Bölge halkımızdan, bilmeden kendilerine ve secde ettikleri Rablerine düşmanlık eden Pkk/Bdp çizgisine meyleden kardeşlerimize deriz ki, sizler Allah`a inanır, Peygamberi için canınızı verirsiniz. O Rabbimizin buyruğuyla kim ki bir Müslümanı haksız yere öldürürse onun yeri ebedi kalmak üzere cehennemdir. Ubeydullah kardeşimiz Pkk/Bdp`lilerce haince, haksızca katledildi.

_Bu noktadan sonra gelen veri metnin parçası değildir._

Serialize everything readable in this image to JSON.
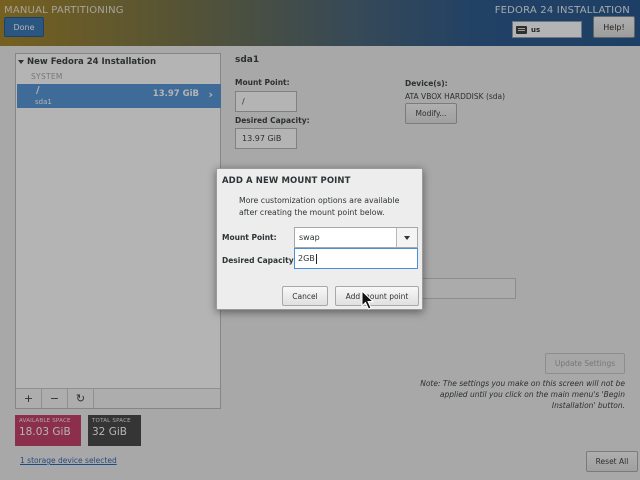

Onlardan kuvvetli delillerle aksi yönde bir açıklama gelmedikçe Allah nezdinde ve halk nazarında akan kanın sorumlusu Pkk`ciyim, Bdp`liyim diyen herkestir. Bilmeden onların gösterilerine katılmak, onları sevmek, onlara destek anlamına geleceği için Allah muhafaza sizlerin de sorumluluk altına girmenize sebep olabilecektir. Ateşten kaçar gibi onlardan kaçmak siz kardeşlerimizin öncelikleri arasında olmalıdır.
 

Ve son bir not: Bölge`de veya Batı`da olan diğer İslami şuur sahibi kardeşlerimiz çok iyi biliyorlar ki, Pkk/Bdp idarecilerinin ideolojik zihniyeti ile laikçi Kemalist zihniyet ile, Amerika ve israil`in zihniyeti arasında İslam`a bakışları açısından hiçbir fark yoktur. Şehid Ubeydullah kardeşimizin de Filistinli bir şehidimizden hiçbir farkı yoktur. Vuran belli vurulan belli iken, duruşların da belli olması gerekmez mi?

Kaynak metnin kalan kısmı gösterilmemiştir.